TBZ has presence in 19 cities across seven states. The company has opened two new stores in the third quarter of this fiscal. The company now has 25 stores across the country. Below is an edited transcript of the interview. Q: A word on the selling that was reported by HSBC -- all stakeholders are free to sell but did you engage in any conversation with such a large stakeholder on why they chose to sell in such a big block and whether they had specific concerns on Tribhovandas Bhimji Zaveri (TBZ)?
A: I don't think they have any specific concerns on TBZ. This being the last quarter possibly they are looking at some redemption. At the end of the day the company does not control the investor's sentiment whether they want to buy or to sell, they are free to do so. We believe that the performance of the company will drive the share price rather than vice versa.
Post budget this company's share has clocked a gain of 17 percent while most of the peer's shares in the same industry showed negative returns. We are well on our track for expansion plans. We are 25 stores as of today. We were 12 when we came with the initial public offering (IPO). We are on track as far as our expansion is concerned. The markets may go up and down, that is the function of the market but we will continue to perform. Today we are present in about 19 cities and seven states and our entire expansion plan is very much on track. Q: I just want to clarify this, at this point is there any stake held by the promoters that is held with any other entity by a way of a margin?
A: No, certainly not. The stakes are still under lock-in because we have not even completed one year post listing. Q: Couple of other developments have taken place which has been somewhat detrimental for the gold space- one is the tax increases that were announced by the Maharashtra government and the other is the changes in terms of gold imports – could you just quantify what the impact could be for a company like yours and whether that would impact revenues by the end of this financial year or through the course of the calendar year?
A: As far as the Maharashtra State is concerned, the value added tax (VAT) has been increased by just 0.10 percent which is very minimal. One can see that on Rs 3,000 per gram it will be just Rs 3 which the customer can easily absorb, so, that has no question of any financial impact on the performance of the company or the financials of the company.
As far as the gold imports are concerned, yes these talks have been going on for quite sometime. Various measures the government is contemplating but I am sure that they are not able to come out on any firm conclusion because basically they also realise that after a certain point of time, most of these measures can become self defeating and they can hurt both the industry and the government. We are looking at a situation where you want to make this industry more and more transparent. You want a shift from the unorganised to the organised sector so I am sure the government in all its wisdom has realized that any such measures which are taken in a hurry are bound to really fall back on them or to hit them and the industry in general. Q: What would you be confident of setting out in terms of a volume growth target and have all the issues being sorted out in terms of the inventory changes that you took last quarter and the material increases that you will face?
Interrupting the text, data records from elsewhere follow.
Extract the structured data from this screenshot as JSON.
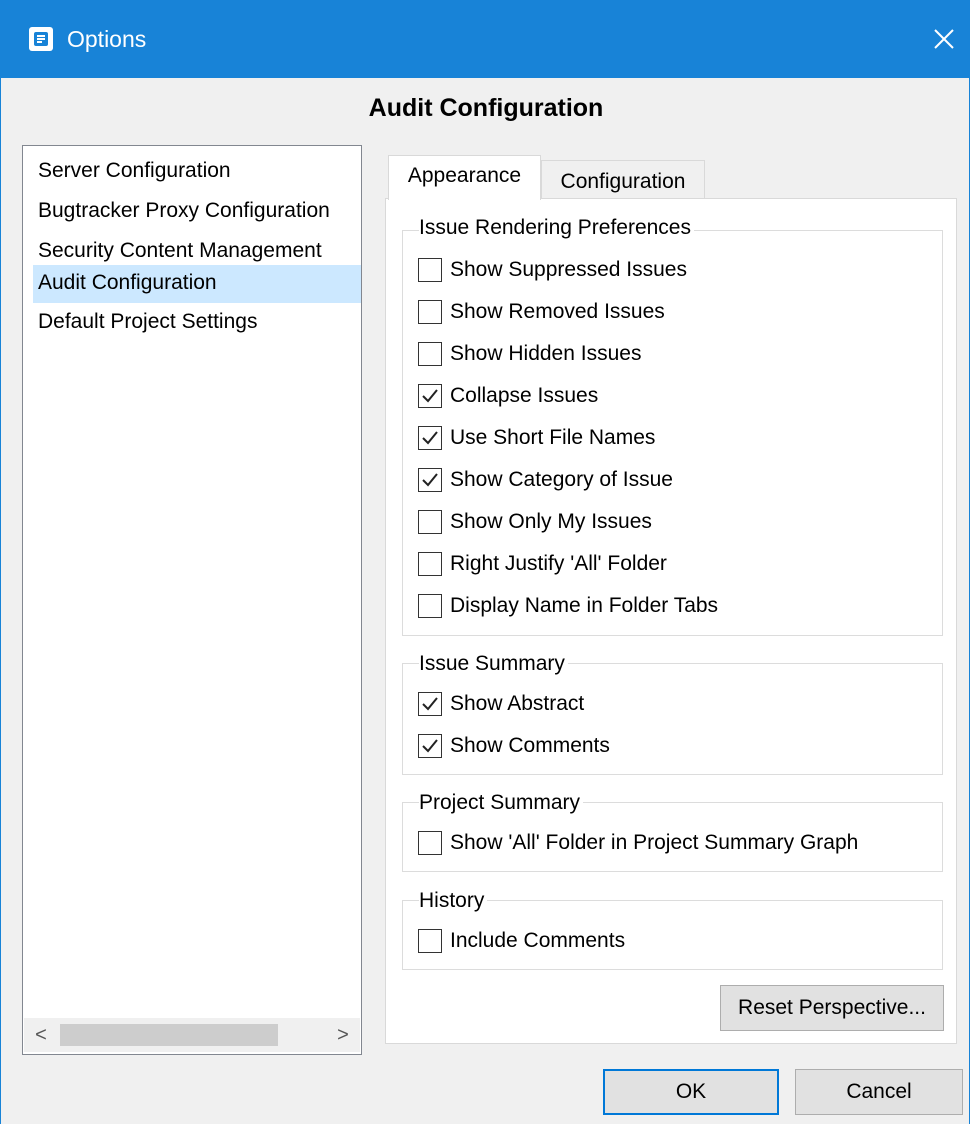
{
  "window": {
    "title": "Options",
    "accent": "#1883d7",
    "icon": "app-icon",
    "close_icon": "close-icon"
  },
  "heading": "Audit Configuration",
  "nav": {
    "items": [
      {
        "label": "Server Configuration",
        "selected": false
      },
      {
        "label": "Bugtracker Proxy Configuration",
        "selected": false
      },
      {
        "label": "Security Content Management",
        "selected": false
      },
      {
        "label": "Audit Configuration",
        "selected": true
      },
      {
        "label": "Default Project Settings",
        "selected": false
      }
    ],
    "scroll_left": "<",
    "scroll_right": ">"
  },
  "tabs": [
    {
      "label": "Appearance",
      "active": true
    },
    {
      "label": "Configuration",
      "active": false
    }
  ],
  "groups": {
    "rendering": {
      "title": "Issue Rendering Preferences",
      "options": [
        {
          "label": "Show Suppressed Issues",
          "checked": false
        },
        {
          "label": "Show Removed Issues",
          "checked": false
        },
        {
          "label": "Show Hidden Issues",
          "checked": false
        },
        {
          "label": "Collapse Issues",
          "checked": true
        },
        {
          "label": "Use Short File Names",
          "checked": true
        },
        {
          "label": "Show Category of Issue",
          "checked": true
        },
        {
          "label": "Show Only My Issues",
          "checked": false
        },
        {
          "label": "Right Justify 'All' Folder",
          "checked": false
        },
        {
          "label": "Display Name in Folder Tabs",
          "checked": false
        }
      ]
    },
    "summary": {
      "title": "Issue Summary",
      "options": [
        {
          "label": "Show Abstract",
          "checked": true
        },
        {
          "label": "Show Comments",
          "checked": true
        }
      ]
    },
    "project": {
      "title": "Project Summary",
      "options": [
        {
          "label": "Show 'All' Folder in Project Summary Graph",
          "checked": false
        }
      ]
    },
    "history": {
      "title": "History",
      "options": [
        {
          "label": "Include Comments",
          "checked": false
        }
      ]
    }
  },
  "buttons": {
    "reset": "Reset Perspective...",
    "ok": "OK",
    "cancel": "Cancel"
  }
}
A: We are already on track. We have already started the gold loan model if that you are referring to in the inventory changes- we started that post our listing, all our new show rooms are on gold leasing. We are going to follow that model all throughout and all that. All our stores are on track. As far as the demand is concerned, this quarter is muted. There are several reasons because traditionally the fourth quarter is a bad quarter for this industry, where no real major purchases take place. I am expecting the demand to pick up in the first quarter of next fiscal. We are having festivals like Gudi Padwa which will come up in April and then we have a marriage season in May for which the purchases will start in the month of April. I do expect a pick up in the demand from next fiscal onwards.